Post-apocalypses and I do not have the best track record. Or maybe that’s just recent times with Finale and The Walking Dead. So imagine the pressure I feel when I get a request to cover a one-shot from the artist of Bro-D. The publisher Band of Bards has just become a co-op, something that I hope could curb a lot of problems in the comic industry. Thankfully, A Last Goodbye manages to avoid my gripes with this genre with something to ground it.

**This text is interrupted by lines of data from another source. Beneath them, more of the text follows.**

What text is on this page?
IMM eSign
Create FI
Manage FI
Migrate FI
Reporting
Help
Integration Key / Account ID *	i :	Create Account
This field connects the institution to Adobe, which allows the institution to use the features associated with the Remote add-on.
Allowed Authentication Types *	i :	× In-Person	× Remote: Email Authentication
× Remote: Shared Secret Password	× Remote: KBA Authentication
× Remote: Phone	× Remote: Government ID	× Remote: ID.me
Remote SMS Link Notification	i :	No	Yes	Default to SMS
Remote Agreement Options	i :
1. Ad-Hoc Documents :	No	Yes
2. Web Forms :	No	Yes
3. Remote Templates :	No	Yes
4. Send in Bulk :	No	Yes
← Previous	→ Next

A Last Goodbye: What A Post-Apocalypse Needs
My problem with post-apocalypses is how exhausting they can get. All of the despair from people babbling on about it starts to sound the same. Like some kind of bad soap opera full of pessimistic and clunky dialogue. Meanwhile a cure for hopelessness from something absurd just doesn’t do it for me, especially when you treat it seriously. Yet everybody else seems to find something to like about that. It felt like I was becoming one of those misanthropes who say: everything sucks so why bother getting involved?

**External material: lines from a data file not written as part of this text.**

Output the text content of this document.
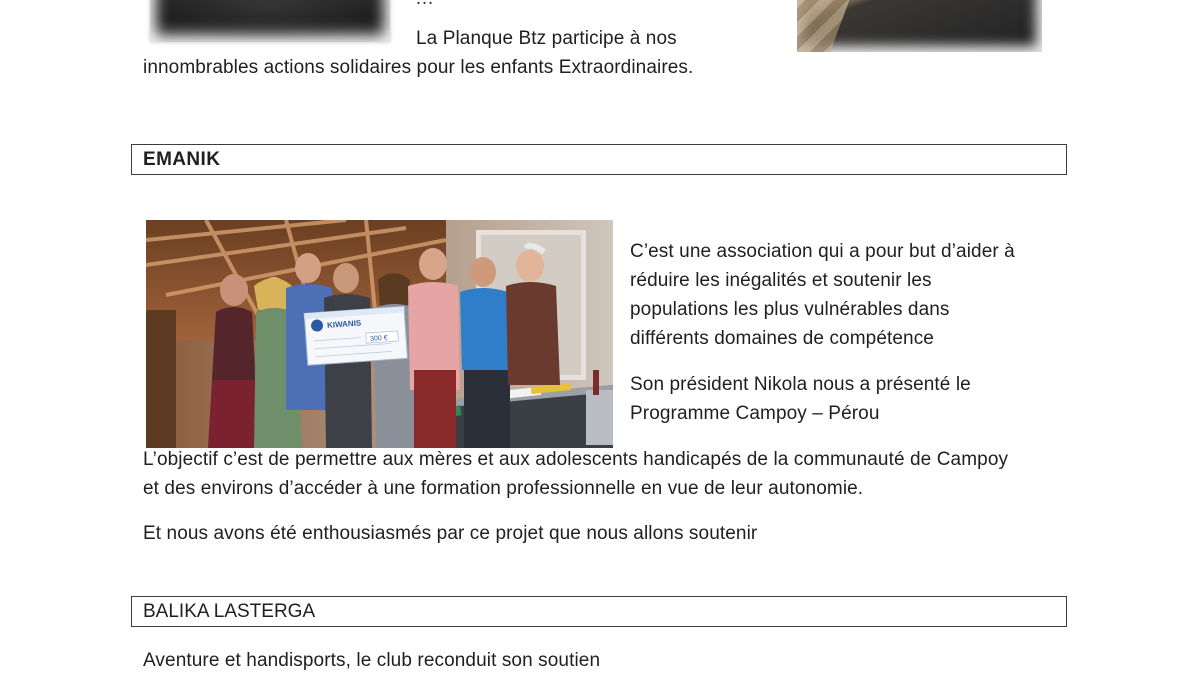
La Planque Btz participe à nos
innombrables actions solidaires pour les enfants Extraordinaires.
EMANIK
KIWANIS
300 €
C’est une association qui a pour but d’aider à
réduire les inégalités et soutenir les
populations les plus vulnérables dans
différents domaines de compétence
Son président Nikola nous a présenté le
Programme Campoy – Pérou
L’objectif c’est de permettre aux mères et aux adolescents handicapés de la communauté de Campoy
et des environs d’accéder à une formation professionnelle en vue de leur autonomie.
Et nous avons été enthousiasmés par ce projet que nous allons soutenir
BALIKA LASTERGA
Aventure et handisports, le club reconduit son soutien
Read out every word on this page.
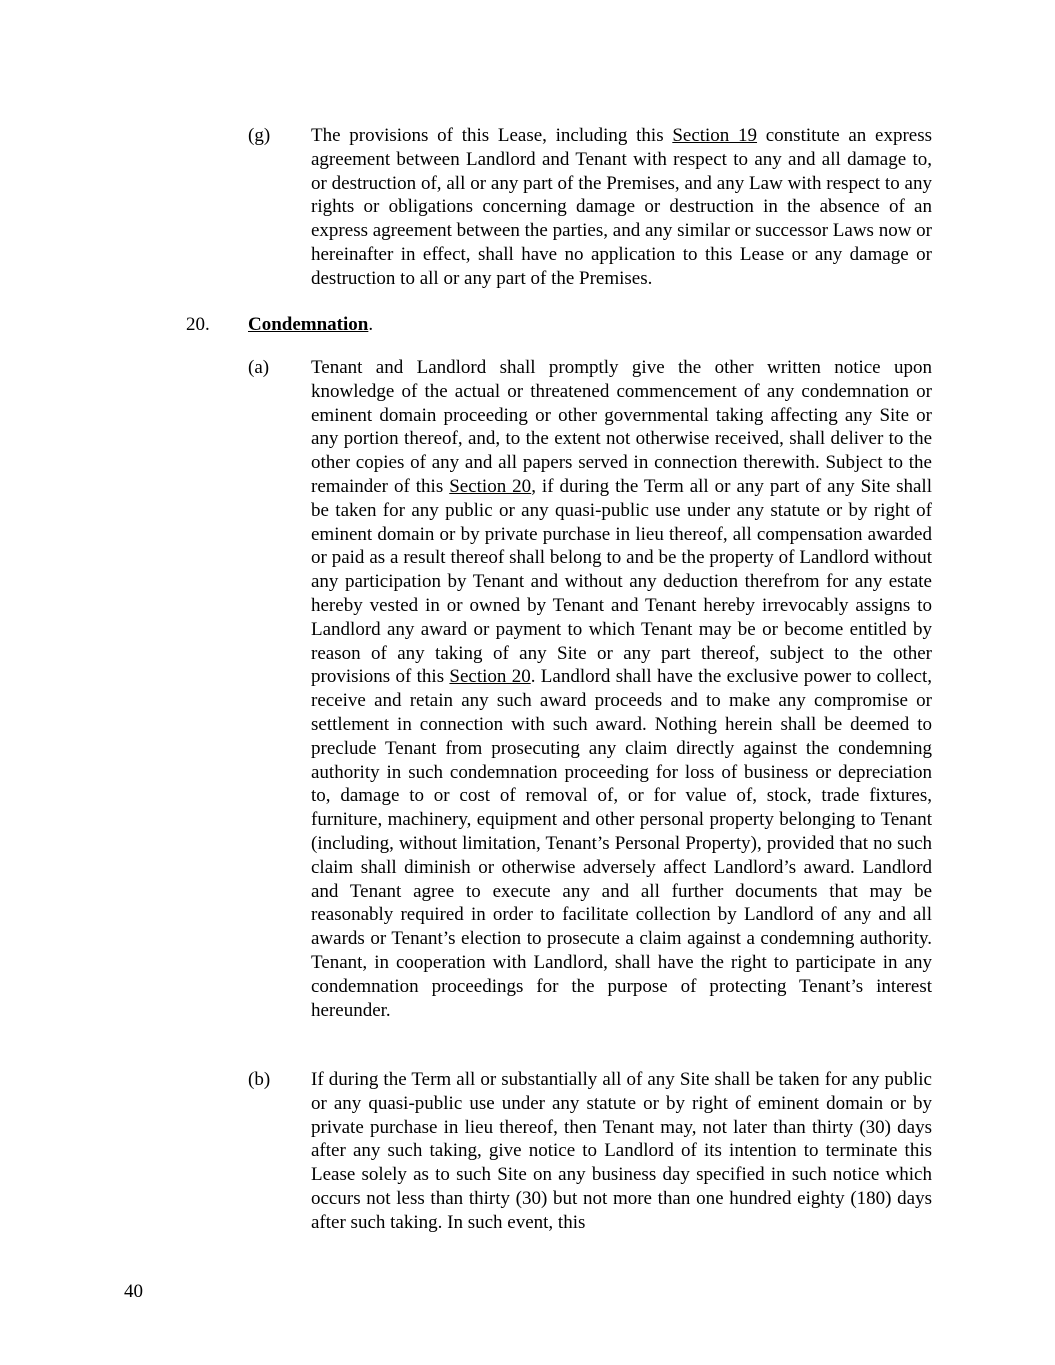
(g) The provisions of this Lease, including this Section 19 constitute an express agreement between Landlord and Tenant with respect to any and all damage to, or destruction of, all or any part of the Premises, and any Law with respect to any rights or obligations concerning damage or destruction in the absence of an express agreement between the parties, and any similar or successor Laws now or hereinafter in effect, shall have no application to this Lease or any damage or destruction to all or any part of the Premises.
20. Condemnation.
(a) Tenant and Landlord shall promptly give the other written notice upon knowledge of the actual or threatened commencement of any condemnation or eminent domain proceeding or other governmental taking affecting any Site or any portion thereof, and, to the extent not otherwise received, shall deliver to the other copies of any and all papers served in connection therewith. Subject to the remainder of this Section 20, if during the Term all or any part of any Site shall be taken for any public or any quasi-public use under any statute or by right of eminent domain or by private purchase in lieu thereof, all compensation awarded or paid as a result thereof shall belong to and be the property of Landlord without any participation by Tenant and without any deduction therefrom for any estate hereby vested in or owned by Tenant and Tenant hereby irrevocably assigns to Landlord any award or payment to which Tenant may be or become entitled by reason of any taking of any Site or any part thereof, subject to the other provisions of this Section 20. Landlord shall have the exclusive power to collect, receive and retain any such award proceeds and to make any compromise or settlement in connection with such award. Nothing herein shall be deemed to preclude Tenant from prosecuting any claim directly against the condemning authority in such condemnation proceeding for loss of business or depreciation to, damage to or cost of removal of, or for value of, stock, trade fixtures, furniture, machinery, equipment and other personal property belonging to Tenant (including, without limitation, Tenant’s Personal Property), provided that no such claim shall diminish or otherwise adversely affect Landlord’s award. Landlord and Tenant agree to execute any and all further documents that may be reasonably required in order to facilitate collection by Landlord of any and all awards or Tenant’s election to prosecute a claim against a condemning authority. Tenant, in cooperation with Landlord, shall have the right to participate in any condemnation proceedings for the purpose of protecting Tenant’s interest hereunder.
(b) If during the Term all or substantially all of any Site shall be taken for any public or any quasi-public use under any statute or by right of eminent domain or by private purchase in lieu thereof, then Tenant may, not later than thirty (30) days after any such taking, give notice to Landlord of its intention to terminate this Lease solely as to such Site on any business day specified in such notice which occurs not less than thirty (30) but not more than one hundred eighty (180) days after such taking. In such event, this
40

But A Last Goodbye and a few post-apocalypses like Fallout and Zom 100 remind me why the above isn’t everything. Putting out your best effort to live your best life with direction makes living in a world worth it. As long as something’s feasible and within reach.
Tragedy or Bliss?
Take for example the hero who spent his life doing good and it looks like it was all for nothing. Everybody’s he loved is dead and it looks like the US is going to be uninhabitable. All that he’s got left is a dog and a journey to his old house. Ben Humeniuk gives this man a sense of paranoia and despair in close ups of his face. The empty landscapes full of civilization’s ruins are scary enough. But a forest full of leafless trees looks like walking into a cage.

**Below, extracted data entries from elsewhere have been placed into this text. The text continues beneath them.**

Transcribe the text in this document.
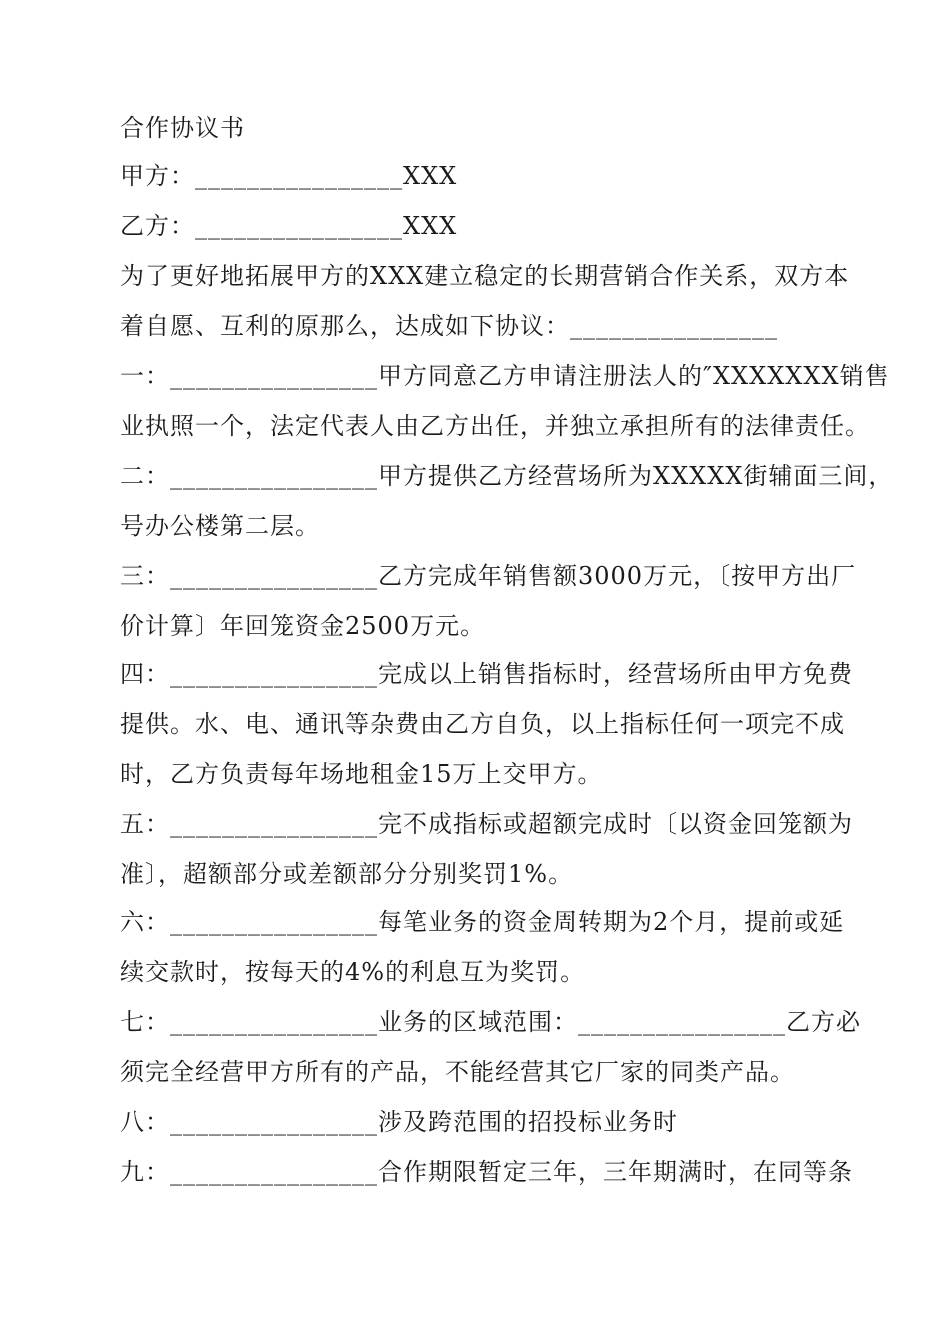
合作协议书
甲方：________________XXX
乙方：________________XXX
为了更好地拓展甲方的XXX建立稳定的长期营销合作关系，双方本
着自愿、互利的原那么，达成如下协议：________________
一：________________甲方同意乙方申请注册法人的″XXXXXXX销售
业执照一个，法定代表人由乙方出任，并独立承担所有的法律责任。
二：________________甲方提供乙方经营场所为XXXXX街辅面三间，
号办公楼第二层。
三：________________乙方完成年销售额3000万元，〔按甲方出厂
价计算〕年回笼资金2500万元。
四：________________完成以上销售指标时，经营场所由甲方免费
提供。水、电、通讯等杂费由乙方自负，以上指标任何一项完不成
时，乙方负责每年场地租金15万上交甲方。
五：________________完不成指标或超额完成时〔以资金回笼额为
准〕，超额部分或差额部分分别奖罚1%。
六：________________每笔业务的资金周转期为2个月，提前或延
续交款时，按每天的4%的利息互为奖罚。
七：________________业务的区域范围：________________乙方必
须完全经营甲方所有的产品，不能经营其它厂家的同类产品。
八：________________涉及跨范围的招投标业务时
九：________________合作期限暂定三年，三年期满时，在同等条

Within this cage are two possible paths for what’s left of humanity. One is a mutant cannibal cult holding onto a twisted version of the Revelation. The other is a village of subterranean people who thrive in environments that the old civilization never thought of. It’s pretty decent turmoil the hero faces, be consumed by the old world or fight for a new path forward.
So when the reader reaches the ending, they can’t help going back and forth to see if the hero made the best choice. But I think this is the point Travis B. Hill makes, the effort for a chance to thrive is worth it. Even if it’s not the way you were hoping it would.
A Last Goodbye To Doubts
There are some things I haven’t touched yet. The pacing and dialogue are perfectly aligned with simpler evocative artwork for emotional beats. As for the coloring, flashbacks in light-blue green show a perfect blend of comfort and sadness. It evokes nostalgia that motivates characters into action. Sometimes that’s inter-spliced in the yellow-brown present to give minor characters like Sam more memorable. Not to mention the efficient use of recycling with slightly different effects sells it two-fold. Like when Sam tears up fighting a cultist compared to the dry-eyed panel, showing sadness and relief from his past.
All-in-all, it’s a very memorable experience that’s good to come back to. 8.5/10! You can find it in the Bard Shop, maybe GlobalComix.
Thanks for coming to the end and as always, remember to look between the panels.